Geschreven door : David Steenhuyse - Categorieën : Reviews De Stripspeciaalzaak

De vlucht van de Condor

De vlucht van de Condor

Klassieke leest

Met dit fraai uitgegeven album diept Reboot Comics een oud verhaal uit het Nederlandse stripblad Sjosji op. Wie de hardcover koopt, krijgt er nog een los toegevoegd dossier bij dat de voorgeschiedenis van de korte stripreeks uit de doeken doet en het perfectionisme van tekenaar Anco Dijkman duidelijk maakt. Dat gebeurt niet alleen in woord, maar ook in de vorm van afgekeurde pagina's die hij hertekende, meestal omdat de storytelling of de dynamiek in de eerste versie voor hem niet goed zat. Gelijk heeft ie!
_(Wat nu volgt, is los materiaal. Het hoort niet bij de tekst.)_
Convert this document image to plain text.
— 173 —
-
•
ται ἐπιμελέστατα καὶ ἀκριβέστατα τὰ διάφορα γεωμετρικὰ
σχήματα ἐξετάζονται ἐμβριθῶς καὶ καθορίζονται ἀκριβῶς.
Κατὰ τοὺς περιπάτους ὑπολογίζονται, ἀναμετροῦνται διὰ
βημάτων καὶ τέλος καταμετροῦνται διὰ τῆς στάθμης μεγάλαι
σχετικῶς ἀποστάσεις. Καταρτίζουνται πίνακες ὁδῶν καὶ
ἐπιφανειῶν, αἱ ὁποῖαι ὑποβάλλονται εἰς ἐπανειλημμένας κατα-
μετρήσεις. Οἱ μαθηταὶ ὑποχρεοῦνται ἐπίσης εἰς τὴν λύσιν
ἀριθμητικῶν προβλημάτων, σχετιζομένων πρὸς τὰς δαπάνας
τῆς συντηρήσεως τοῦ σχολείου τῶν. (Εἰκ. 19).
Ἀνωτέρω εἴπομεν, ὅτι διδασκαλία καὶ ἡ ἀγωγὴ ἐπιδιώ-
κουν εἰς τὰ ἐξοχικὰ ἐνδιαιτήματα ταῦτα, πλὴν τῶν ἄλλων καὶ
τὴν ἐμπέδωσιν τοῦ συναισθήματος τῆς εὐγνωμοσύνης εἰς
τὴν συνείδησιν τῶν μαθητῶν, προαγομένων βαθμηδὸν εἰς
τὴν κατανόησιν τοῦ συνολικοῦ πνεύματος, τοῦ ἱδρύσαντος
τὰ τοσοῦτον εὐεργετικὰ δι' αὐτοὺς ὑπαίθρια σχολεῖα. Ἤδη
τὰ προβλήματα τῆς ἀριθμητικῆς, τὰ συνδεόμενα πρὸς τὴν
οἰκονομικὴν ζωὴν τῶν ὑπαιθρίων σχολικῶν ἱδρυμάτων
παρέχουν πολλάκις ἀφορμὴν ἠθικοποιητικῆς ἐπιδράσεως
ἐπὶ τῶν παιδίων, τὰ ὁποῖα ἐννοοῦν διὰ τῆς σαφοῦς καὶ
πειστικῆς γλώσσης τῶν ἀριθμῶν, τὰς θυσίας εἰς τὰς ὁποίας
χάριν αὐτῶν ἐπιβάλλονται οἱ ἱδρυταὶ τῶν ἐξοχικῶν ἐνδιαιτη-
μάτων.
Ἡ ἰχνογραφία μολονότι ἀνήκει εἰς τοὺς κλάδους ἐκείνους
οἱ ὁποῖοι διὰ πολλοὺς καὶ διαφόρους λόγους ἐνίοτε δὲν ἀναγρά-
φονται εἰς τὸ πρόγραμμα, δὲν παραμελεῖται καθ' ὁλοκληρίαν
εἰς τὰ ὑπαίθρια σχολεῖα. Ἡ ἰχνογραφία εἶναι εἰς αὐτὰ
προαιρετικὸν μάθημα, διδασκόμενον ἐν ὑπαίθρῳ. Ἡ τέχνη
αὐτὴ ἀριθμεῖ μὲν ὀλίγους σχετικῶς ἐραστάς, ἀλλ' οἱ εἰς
Voordat het tot het lange verhaal De vlucht van de Condor kwam, maakten Dijkman en scenarist Jacques Post (De partners, De meimoorden) al drie korte verhalen van Soames & Co. Het eerste wil de tekenaar niet meer onder ogen zien. Zonde, want zo mist Reboot Comics een kans om een soort integrale van de complete reeks uit te geven en missen wij wat noodzakelijke inleiding om de personages beter te leren kennen. In eerste instantie is dat de Britse kapitein Soames die voor MI5, de binnenlandse veiligheidsdienst werkt. In De vlucht van de Condor krijgt hij in 1940, terwijl Londen wordt geteisterd door Duitse bommenwerpers, de duidelijk omschreven taak om de mysterieuze spion De Condor te pakken te krijgen en te voorkomen dat hij Engeland ontvlucht met wetenschapper Briggs die aan een nieuw project werkt. Deze laatste blijkt een oude liefdesrivaal te zijn van Soames, dus het is persoonlijk. Soames kan rekenen op een bescheiden team medewerkers, de "co" uit de reeksnaam, om zijn missie te volbrengen. Balfour is een voormalig gewichtheffer wiens kracht van pas komt, terwijl Rodgers de beste scherpschutter is die de kolonel van MI5 kent. En dan is er nog Fuzzy, de klungelende chauffeur van dienst, omdat er niemand anders beschikbaar was. Fuzzy kan je gerust vergelijken met Ernest Laverdure of Sonny Tuckson, de grappige sidekicks in respectievelijk de ernstige luchtvaartreeksen Tanguy en Laverdure en Buck Danny.

Het met vaart vertelde verhaal van Jacques Post is op klassieke leest geschoeid en doet denken aan die heerlijke weekbladperiodes van weleer, de jaren 1950 en 1960, toen jonge striplezertjes nog wekelijks naar de kiosk renden om het vervolg van hun geliefde avonturenreeksen te lezen, genre Jan Kordaat, Flip Flink, Blake en Mortimer en andere coryfeeën. Degelijke spanning verzekerd. Het realisme van Dijkman voegt daar een vintage scheut bovenop, terwijl zijn werk moderner oogt dan voornoemde stripvoorbeelden door een uitgekiende cameravoering, afwisseling en dynamiek door zijn bladschikkingen, die drie stroken per blad volgen, maar net zo goed doorbreken. De decors zijn knap uitgewerkt en heel geloofwaardig.

Dijkman heeft voor de publicatie in Sjosji al zijn pagina's hertekend met een andere pen omdat hij niet meer tevreden was over zijn eerste werk. Voor deze nieuwe albumversie paste hij hier en daar weer prenten aan, maar ook de inkleuring is volledig overnieuw gedaan. Het is een somberder palet geworden dat voor ons prima aansluit bij de oorlogsperiode.

Dijkmans stripproductie is niet uitgebreid. Bij Uitgeverij Personalia verscheen vorig jaar nog een album van zijn ook al oudere verhaal Scarlet Edge. Teleurgesteld in gebroken beloften en het moeizame proces door zijn eigen perfectionisme, koos de in 1965 geboren tekenaar medio jaren 1990 al voor een andere carrière waarbij hij nog steeds kon en kan tekenen (storyboards, 3D-ontwerper voor videogames en aanverwante zaken) en waarover hij ook les geeft. Reboot Comics deed er goed aan om een striphoofdstukje uit zijn verleden op te rakelen zodat lezers anno nu er ook (weer) van kunnen genieten.